For all involved with the program, the loss of such enrichment programs--21 are planned during this school year, in a variety of subjects--would be significant.
“We can already see (reductions) in such programs and I’m glad I’m graduating this year,” said senior Rachelle Seelinger. She had just finished listening to zoo keeper Mike Bates explain how he bases the daily routine of caring for highly endangered red rough lemurs from Madagascar on principles of genetically based breeding that Ryder and others have researched.
“What’s so good about something like this is that we get to see how you really apply things,” she said. “You usually read about evolution and genetics in general terms, but here you really see how it is applied.
“And we’re the people who will have to do such research in the years to come. We are the people who have to learn about this now.”

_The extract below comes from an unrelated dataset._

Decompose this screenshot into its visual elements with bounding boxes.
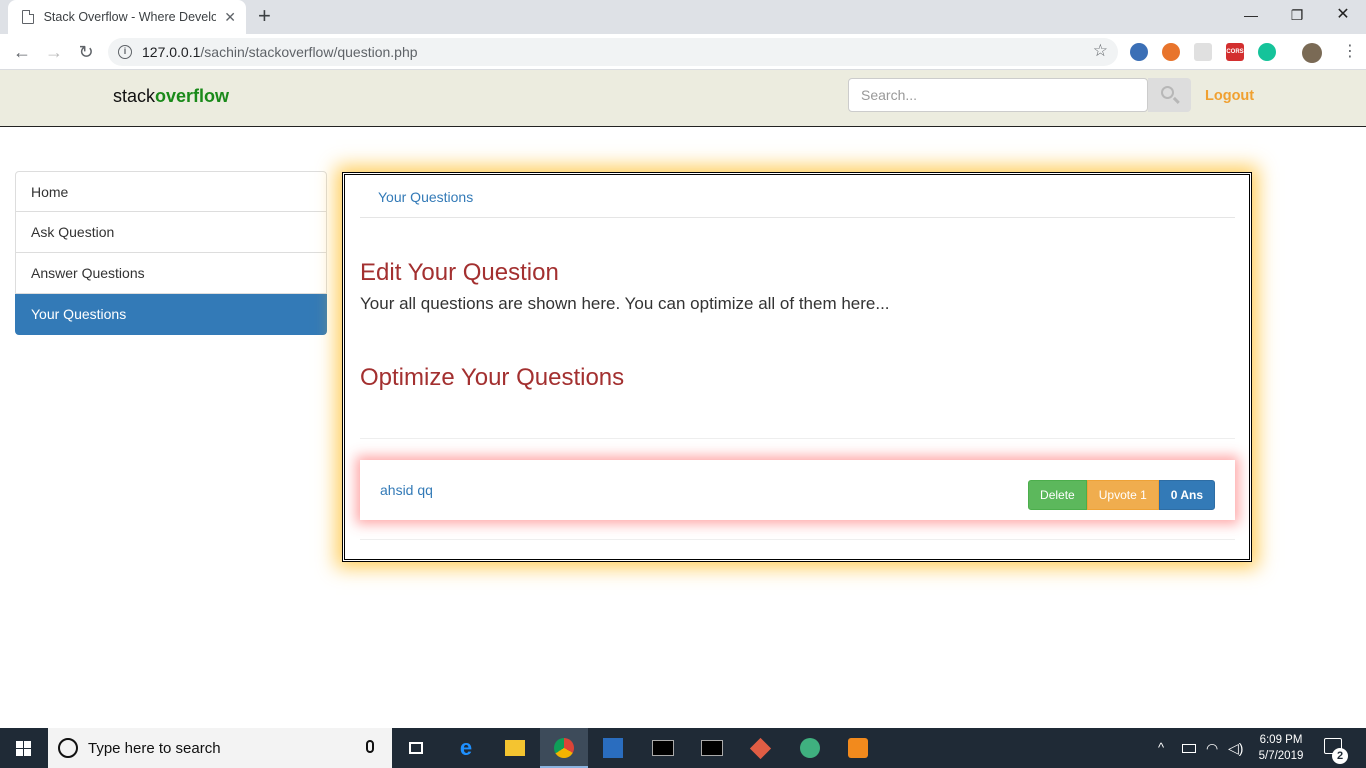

Ryder, a specialist in the worldwide program to reintroduce the Przewalksi’s horse to its native Mongolian habitat, expressed gratification at the response of the students, especially at their rapt attention during his detailed explanation of genetic application to captive breeding. He included chromosomal studies, introgression, genetic load and other concepts difficult to understand but vital to successful conservation.
“I worked real hard in putting together the presentation and it all becomes worthwhile when you get the response,” Ryder said.

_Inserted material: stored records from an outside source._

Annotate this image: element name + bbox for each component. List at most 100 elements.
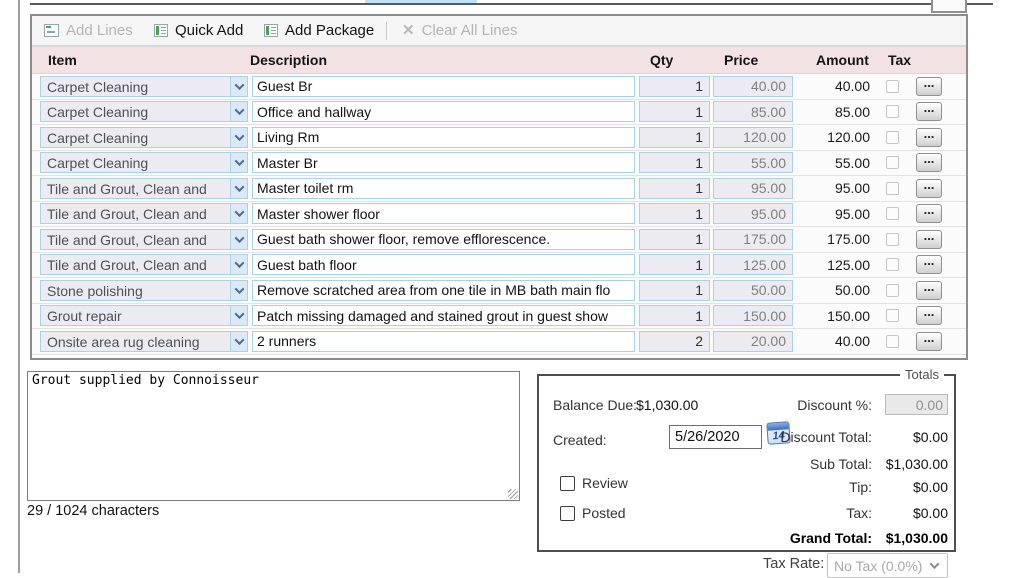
tax-checkbox[interactable] (886, 284, 899, 297)
price-input[interactable] (713, 127, 793, 148)
description-input[interactable] (252, 305, 635, 326)
price-input[interactable] (713, 203, 793, 224)
discount-total-value: $0.00 (872, 429, 948, 445)
row-options-button[interactable]: ... (916, 255, 942, 274)
item-dropdown-value: Onsite area rug cleaning (41, 332, 230, 351)
table-row: Onsite area rug cleaning 40.00 ... (32, 329, 966, 355)
tax-checkbox[interactable] (886, 80, 899, 93)
description-input[interactable] (252, 152, 635, 173)
discount-total-label: Discount Total: (712, 429, 872, 445)
description-input[interactable] (252, 229, 635, 250)
description-input[interactable] (252, 76, 635, 97)
tax-checkbox[interactable] (886, 131, 899, 144)
tax-checkbox[interactable] (886, 309, 899, 322)
add-package-button[interactable]: Add Package (264, 16, 374, 45)
qty-input[interactable] (639, 305, 710, 326)
qty-input[interactable] (639, 254, 710, 275)
table-row: Tile and Grout, Clean and 125.00 ... (32, 253, 966, 279)
chevron-down-icon (230, 230, 247, 249)
invoice-line-items-screen: Add Lines Quick Add Add Package ✕ Clear … (0, 0, 1032, 573)
tax-checkbox[interactable] (886, 258, 899, 271)
row-options-button[interactable]: ... (916, 77, 942, 96)
header-price: Price (724, 52, 758, 68)
item-dropdown[interactable]: Tile and Grout, Clean and (40, 203, 248, 224)
notes-textarea[interactable]: Grout supplied by Connoisseur (27, 371, 520, 501)
tax-checkbox[interactable] (886, 105, 899, 118)
price-input[interactable] (713, 178, 793, 199)
row-options-button[interactable]: ... (916, 204, 942, 223)
description-input[interactable] (252, 254, 635, 275)
item-dropdown[interactable]: Tile and Grout, Clean and (40, 229, 248, 250)
item-dropdown[interactable]: Carpet Cleaning (40, 152, 248, 173)
price-input[interactable] (713, 76, 793, 97)
qty-input[interactable] (639, 152, 710, 173)
row-options-button[interactable]: ... (916, 179, 942, 198)
row-options-button[interactable]: ... (916, 230, 942, 249)
description-input[interactable] (252, 101, 635, 122)
qty-input[interactable] (639, 331, 710, 352)
review-checkbox[interactable] (560, 476, 575, 491)
item-dropdown[interactable]: Tile and Grout, Clean and (40, 254, 248, 275)
price-input[interactable] (713, 305, 793, 326)
header-amount: Amount (816, 52, 869, 68)
posted-label: Posted (582, 505, 626, 521)
qty-input[interactable] (639, 101, 710, 122)
row-options-button[interactable]: ... (916, 332, 942, 351)
description-input[interactable] (252, 331, 635, 352)
amount-value: 120.00 (798, 129, 870, 145)
chevron-down-icon (230, 128, 247, 147)
description-input[interactable] (252, 203, 635, 224)
table-rows: Carpet Cleaning 40.00 ... Carpet Cleanin… (32, 74, 966, 355)
qty-input[interactable] (639, 203, 710, 224)
resize-handle[interactable] (508, 489, 518, 499)
item-dropdown[interactable]: Tile and Grout, Clean and (40, 178, 248, 199)
item-dropdown[interactable]: Carpet Cleaning (40, 127, 248, 148)
qty-input[interactable] (639, 127, 710, 148)
tax-checkbox[interactable] (886, 182, 899, 195)
amount-value: 95.00 (798, 206, 870, 222)
row-options-button[interactable]: ... (916, 128, 942, 147)
tax-checkbox[interactable] (886, 233, 899, 246)
item-dropdown-value: Carpet Cleaning (41, 77, 230, 96)
clear-all-lines-button[interactable]: ✕ Clear All Lines (402, 16, 517, 45)
add-lines-button[interactable]: Add Lines (44, 16, 133, 45)
item-dropdown[interactable]: Carpet Cleaning (40, 101, 248, 122)
tax-rate-value: No Tax (0.0%) (828, 558, 931, 574)
price-input[interactable] (713, 152, 793, 173)
item-dropdown[interactable]: Stone polishing (40, 280, 248, 301)
tax-checkbox[interactable] (886, 156, 899, 169)
item-dropdown[interactable]: Onsite area rug cleaning (40, 331, 248, 352)
tax-checkbox[interactable] (886, 207, 899, 220)
price-input[interactable] (713, 331, 793, 352)
table-row: Carpet Cleaning 40.00 ... (32, 74, 966, 100)
item-dropdown[interactable]: Grout repair (40, 305, 248, 326)
item-dropdown[interactable]: Carpet Cleaning (40, 76, 248, 97)
amount-value: 55.00 (798, 155, 870, 171)
tax-checkbox[interactable] (886, 335, 899, 348)
amount-value: 150.00 (798, 308, 870, 324)
price-input[interactable] (713, 229, 793, 250)
posted-checkbox[interactable] (560, 506, 575, 521)
price-input[interactable] (713, 280, 793, 301)
qty-input[interactable] (639, 76, 710, 97)
grid-header-row: Item Description Qty Price Amount Tax (32, 47, 966, 74)
clear-all-label: Clear All Lines (422, 22, 518, 39)
description-input[interactable] (252, 178, 635, 199)
qty-input[interactable] (639, 229, 710, 250)
row-options-button[interactable]: ... (916, 102, 942, 121)
row-options-button[interactable]: ... (916, 281, 942, 300)
row-options-button[interactable]: ... (916, 153, 942, 172)
qty-input[interactable] (639, 280, 710, 301)
description-input[interactable] (252, 280, 635, 301)
qty-input[interactable] (639, 178, 710, 199)
row-options-button[interactable]: ... (916, 306, 942, 325)
price-input[interactable] (713, 101, 793, 122)
item-dropdown-value: Tile and Grout, Clean and (41, 204, 230, 223)
description-input[interactable] (252, 127, 635, 148)
add-package-label: Add Package (285, 22, 374, 39)
tax-rate-dropdown[interactable]: No Tax (0.0%) (827, 553, 948, 578)
discount-pct-input[interactable] (885, 394, 948, 415)
quick-add-button[interactable]: Quick Add (154, 16, 243, 45)
chevron-down-icon (230, 255, 247, 274)
price-input[interactable] (713, 254, 793, 275)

In his talks, the geneticist stressed that the rapid disappearance of tropical rain forests and other habitats harboring numerous species represents a severe threat to the planet’s future biological diversity. He noted that species elimination occurs not just in South America or in Africa, but in the backyard canyons and coastal sage of San Diego County as well, where development takes precedence over conservation.
Ryder pointed out to students that more than 800 species of mammals alone already have been identified as candidates for breeding intervention by zoos and contrasted that sobering fact with the less than 40 breeding programs now being funded by zoos cooperating worldwide.
The protection of animals and ecosystems “is a societal issue and requires citizen participation, not just the word of scientists saying what is right and what is wrong,” Ryder said. For that reason, Ryder said, he is irritated that his new seminar may be a victim of budget cuts.
Gompers teacher Paul Anderson already has plans for the students to follow up on the seminar by “adopting” a species and working up a theoretical process, using the genetic concepts they have learned, to breed and conserve it. Anderson might have the students “adopt” an ecosystem as well.
“These seminars always have the stigma of elitism attached to them,” Anderson said, “which I think is wrong. There is nothing wrong with making these students think.”
Pat Sumi, an educational consultant who sets up the outside seminars for the school district, said that, through the program, teachers meet experts in many fields who often are asked to speak to other classes, ones not labeled as gifted or advanced.
“GATE affects a lot of kids” in addition to those officially identified as such, Sumi said.
As to the future, she said, “I just don’t know what we will do.”
The entire outside seminar program costs $10,000, but it also depends on transportation and other associated budgets that also are expected to be trimmed in next year’s school district budget. The district is $10.5 million short of the funds it needs to continue current programs at the same level for the 1987-88 school year.
Hearings on the many proposed cuts continue at 3:30 p.m. today at district headquarters, 4100 Normal St.